Sept. 21 (Bloomberg) -- Nigeria’s 36 states will go ahead with a law suit challenging fund transfers by the federal government, including that for the country’s sovereign wealth fund, their governors said.
The Nigerian Governors’ Forum “unanimously decided to head back to court to enforce” the federal government’s “adherence to the constitution,” according to their statement e-mailed today and dated Sept. 19. The constitution of Africa’s top oil producer requires that all government revenue must be shared among the local, state and federal governments. If the suit by the governors succeeds, it could halt transfers to the sovereign wealth fund.
The governors had given their approval in June for the appointment of a board and management for the Nigerian Sovereign Wealth Investment Authority and the initial withdrawal of $1 billion to start the fund. They made no comment at the time on the status of the suit pending before the Supreme Court, seeking to halt federal government withdrawals from the joint account shared by all tiers of government.
The suit by the state governors won’t affect the $1 billion already set aside for the wealth fund, Finance Minister Ngozi Okonjo-Iweala told reporters today in Abuja.“No one is saying that it cannot go on with the $1 billion” already agreed.
Nigeria currently saves oil revenue above the benchmark budgeted price in the excess crude account. The governors agreed in June to boost savings in the account to $10 billion.

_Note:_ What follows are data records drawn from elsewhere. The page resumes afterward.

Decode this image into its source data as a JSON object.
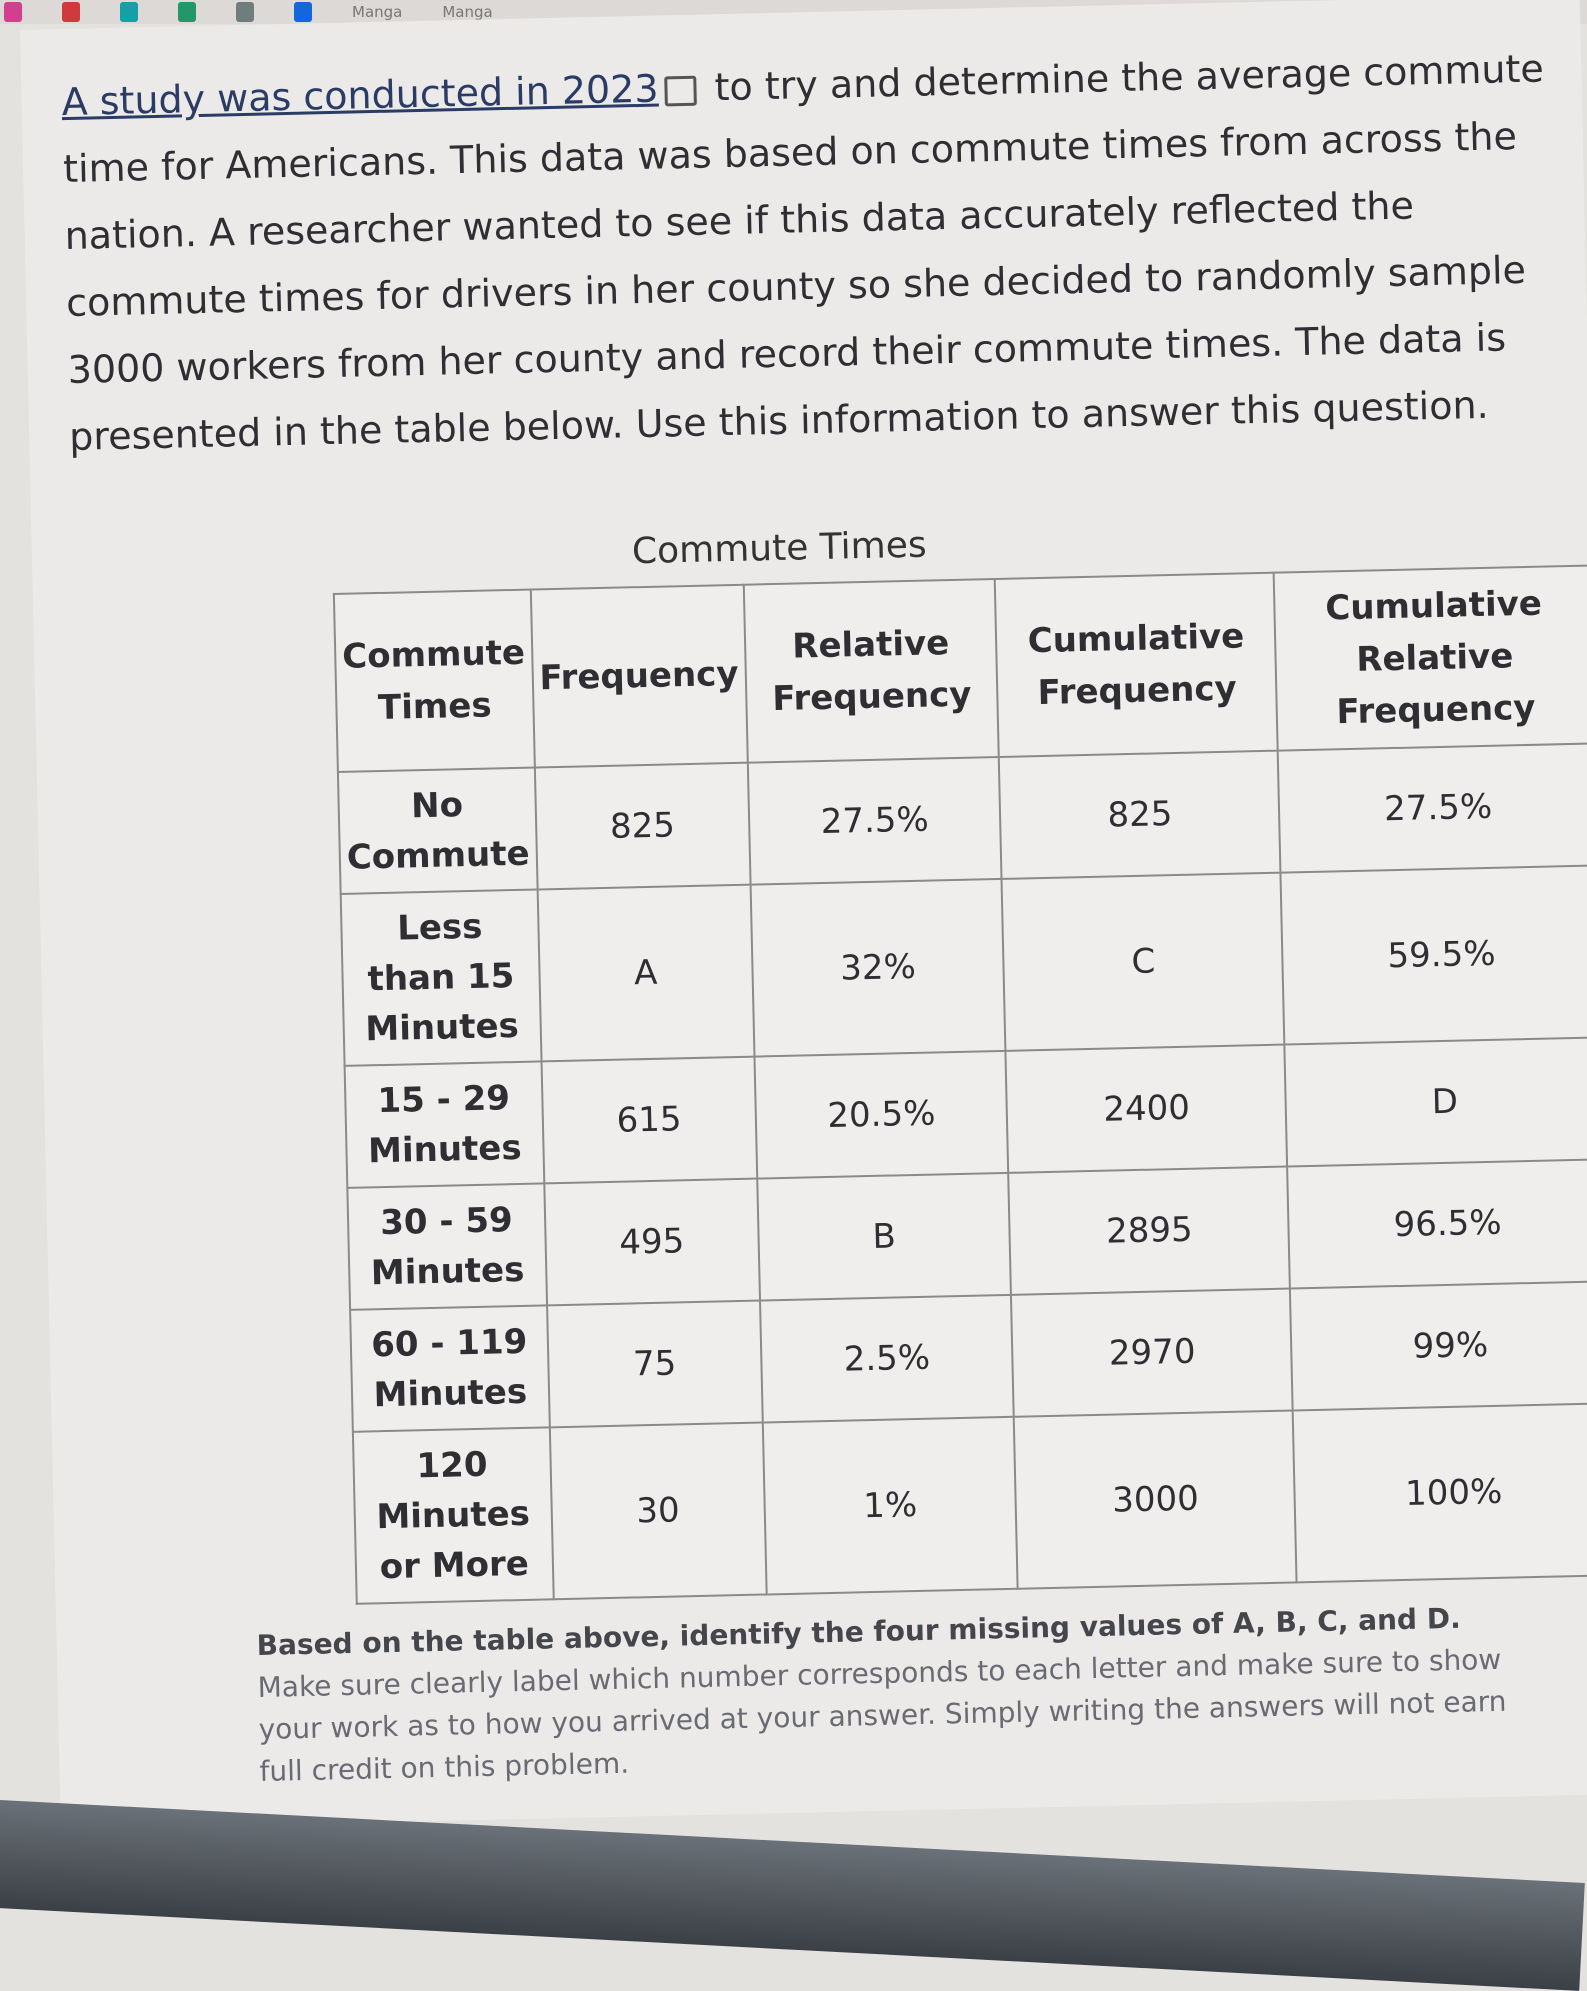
{
  "browser": {
    "bookmarks": [
      "Manga",
      "Manga"
    ],
    "swatch_colors": [
      "#d23f8f",
      "#cf3a3d",
      "#14a0a6",
      "#22986a",
      "#6f7e7c",
      "#1466dc"
    ]
  },
  "intro": {
    "link_text": "A study was conducted in 2023",
    "link_icon": "external-link-icon",
    "text": "to try and determine the average commute time for Americans. This data was based on commute times from across the nation. A researcher wanted to see if this data accurately reflected the commute times for drivers in her county so she decided to randomly sample 3000 workers from her county and record their commute times. The data is presented in the table below. Use this information to answer this question."
  },
  "table": {
    "caption": "Commute Times",
    "headers": [
      "Commute Times",
      "Frequency",
      "Relative Frequency",
      "Cumulative Frequency",
      "Cumulative Relative Frequency"
    ],
    "rows": [
      [
        "No Commute",
        "825",
        "27.5%",
        "825",
        "27.5%"
      ],
      [
        "Less than 15 Minutes",
        "A",
        "32%",
        "C",
        "59.5%"
      ],
      [
        "15 - 29 Minutes",
        "615",
        "20.5%",
        "2400",
        "D"
      ],
      [
        "30 - 59 Minutes",
        "495",
        "B",
        "2895",
        "96.5%"
      ],
      [
        "60 - 119 Minutes",
        "75",
        "2.5%",
        "2970",
        "99%"
      ],
      [
        "120 Minutes or More",
        "30",
        "1%",
        "3000",
        "100%"
      ]
    ]
  },
  "question": {
    "line1": "Based on the table above, identify the four missing values of A, B, C, and D.",
    "line2": "Make sure clearly label which number corresponds to each letter and make sure to show your work as to how you arrived at your answer. Simply writing the answers will not earn full credit on this problem."
  }
}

Nigerian state governors allege errant federal accounting for revenue and want the Supreme Court to compel the government to provide “a full and proper account” of income and disbursements, alleging arbitrary withholding of funds and illegal deductions. An alternative would be to order an audit of income and payments made from the “federation account” jointly owned by the federal, state and local governments from 2004, according to court documents.

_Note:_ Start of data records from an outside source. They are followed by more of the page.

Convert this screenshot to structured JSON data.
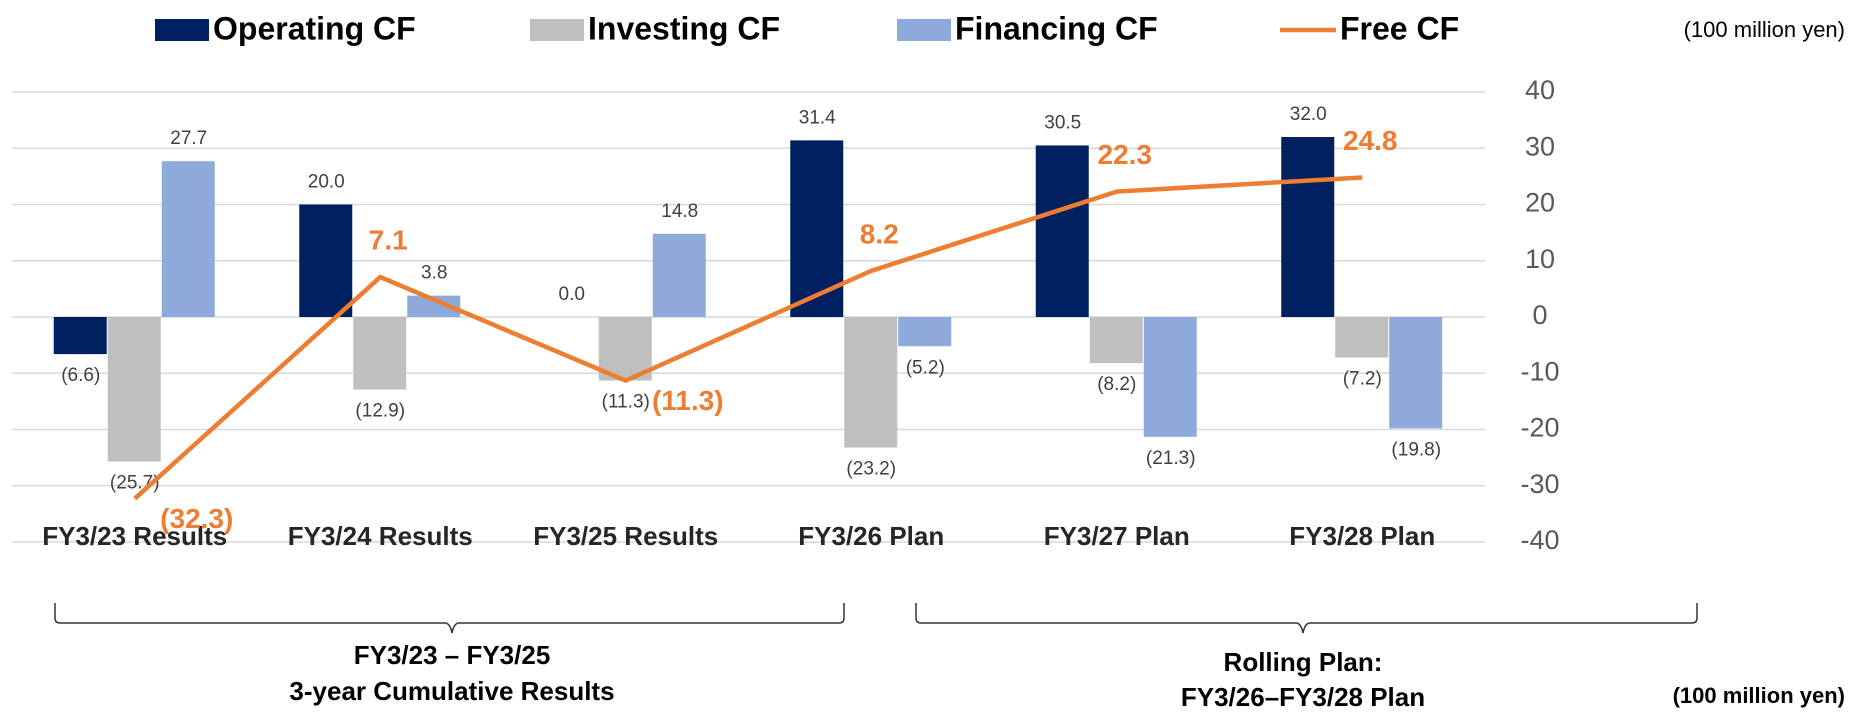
{
  "chart_data": {
    "type": "bar_line",
    "categories": [
      "FY3/23 Results",
      "FY3/24 Results",
      "FY3/25 Results",
      "FY3/26 Plan",
      "FY3/27 Plan",
      "FY3/28 Plan"
    ],
    "series": [
      {
        "name": "Operating CF",
        "color": "#002060",
        "values": [
          -6.6,
          20.0,
          0.0,
          31.4,
          30.5,
          32.0
        ],
        "value_labels": [
          "(6.6)",
          "20.0",
          "0.0",
          "31.4",
          "30.5",
          "32.0"
        ]
      },
      {
        "name": "Investing CF",
        "color": "#bfbfbf",
        "values": [
          -25.7,
          -12.9,
          -11.3,
          -23.2,
          -8.2,
          -7.2
        ],
        "value_labels": [
          "(25.7)",
          "(12.9)",
          "(11.3)",
          "(23.2)",
          "(8.2)",
          "(7.2)"
        ]
      },
      {
        "name": "Financing CF",
        "color": "#8eaadb",
        "values": [
          27.7,
          3.8,
          14.8,
          -5.2,
          -21.3,
          -19.8
        ],
        "value_labels": [
          "27.7",
          "3.8",
          "14.8",
          "(5.2)",
          "(21.3)",
          "(19.8)"
        ]
      },
      {
        "name": "Free CF",
        "type": "line",
        "color": "#ed7d31",
        "values": [
          -32.3,
          7.1,
          -11.3,
          8.2,
          22.3,
          24.8
        ],
        "value_labels": [
          "(32.3)",
          "7.1",
          "(11.3)",
          "8.2",
          "22.3",
          "24.8"
        ]
      }
    ],
    "ylim": [
      -40,
      40
    ],
    "yticks": [
      40,
      30,
      20,
      10,
      0,
      -10,
      -20,
      -30,
      -40
    ],
    "grid": true,
    "unit_label": "(100 million yen)",
    "annotations": [
      "FY3/23 – FY3/25",
      "3-year Cumulative Results",
      "Rolling Plan:",
      "FY3/26–FY3/28 Plan",
      "(100 million yen)"
    ]
  }
}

The governors and Vice President Namadi Sambo agreed yesterday at the National Economic Council to continue their dialogue outside the court, said A.B. Okauru, director-general of the Nigeria Governors’ Forum. “Once an agreement is reached, the case will be withdrawn from the Supreme Court,” he said by phone from Abuja, today. He added that the court case will not affect the setting up of the sovereign wealth fund.

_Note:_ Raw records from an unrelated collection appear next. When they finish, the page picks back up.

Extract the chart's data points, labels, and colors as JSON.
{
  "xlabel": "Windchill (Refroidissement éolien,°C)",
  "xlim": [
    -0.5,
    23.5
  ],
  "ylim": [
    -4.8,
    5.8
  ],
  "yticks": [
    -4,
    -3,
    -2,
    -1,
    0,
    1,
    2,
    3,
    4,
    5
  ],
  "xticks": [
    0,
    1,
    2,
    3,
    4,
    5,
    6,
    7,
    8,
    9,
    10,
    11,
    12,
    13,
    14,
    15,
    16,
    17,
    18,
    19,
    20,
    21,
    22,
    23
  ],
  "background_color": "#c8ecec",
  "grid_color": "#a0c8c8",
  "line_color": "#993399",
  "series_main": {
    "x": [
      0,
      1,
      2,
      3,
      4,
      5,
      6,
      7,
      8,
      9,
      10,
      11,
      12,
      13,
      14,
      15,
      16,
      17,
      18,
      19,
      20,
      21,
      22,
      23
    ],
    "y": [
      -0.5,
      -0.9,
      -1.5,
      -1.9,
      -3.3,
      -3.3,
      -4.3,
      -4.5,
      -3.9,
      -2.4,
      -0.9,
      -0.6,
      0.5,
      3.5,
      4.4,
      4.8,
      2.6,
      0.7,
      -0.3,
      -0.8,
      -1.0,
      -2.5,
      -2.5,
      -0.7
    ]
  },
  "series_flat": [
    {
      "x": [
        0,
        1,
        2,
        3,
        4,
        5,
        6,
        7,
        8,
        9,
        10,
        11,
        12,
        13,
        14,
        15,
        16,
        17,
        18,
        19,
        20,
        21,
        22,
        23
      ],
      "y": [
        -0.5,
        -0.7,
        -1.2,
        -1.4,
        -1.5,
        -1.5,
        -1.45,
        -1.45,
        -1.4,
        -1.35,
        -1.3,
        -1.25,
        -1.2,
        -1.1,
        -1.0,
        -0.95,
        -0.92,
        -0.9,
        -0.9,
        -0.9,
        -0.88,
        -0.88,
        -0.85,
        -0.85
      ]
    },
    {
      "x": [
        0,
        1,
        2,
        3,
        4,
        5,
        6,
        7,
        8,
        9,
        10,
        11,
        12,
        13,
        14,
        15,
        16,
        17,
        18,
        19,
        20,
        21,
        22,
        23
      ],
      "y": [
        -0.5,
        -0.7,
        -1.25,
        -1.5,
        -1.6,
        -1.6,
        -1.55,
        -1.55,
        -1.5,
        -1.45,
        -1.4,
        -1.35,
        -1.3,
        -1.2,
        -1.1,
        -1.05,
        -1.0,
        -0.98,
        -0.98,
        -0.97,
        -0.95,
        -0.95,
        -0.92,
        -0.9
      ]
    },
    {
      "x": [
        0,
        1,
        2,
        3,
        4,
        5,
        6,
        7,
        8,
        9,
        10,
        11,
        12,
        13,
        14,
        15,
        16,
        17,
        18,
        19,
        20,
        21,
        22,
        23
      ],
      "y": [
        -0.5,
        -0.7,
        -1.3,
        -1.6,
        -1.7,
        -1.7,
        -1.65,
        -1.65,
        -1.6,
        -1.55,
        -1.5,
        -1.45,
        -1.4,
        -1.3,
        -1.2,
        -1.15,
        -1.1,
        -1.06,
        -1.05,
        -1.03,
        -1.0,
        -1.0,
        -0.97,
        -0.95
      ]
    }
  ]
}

Nigeria’s sovereign wealth law requires the creation of funds for infrastructure, future generation and fiscal stability, with each representing at least 20 percent of the total. It conflicts with the provision of the constitution that all revenue accruing to the country should be shared by the tiers of the government, leaving the constitution supreme, lawyers representing the states said.
The West African country relies on crude exports for about 95 percent of its foreign-currency earnings and about 80 percent of government revenue, according to the Finance Ministry.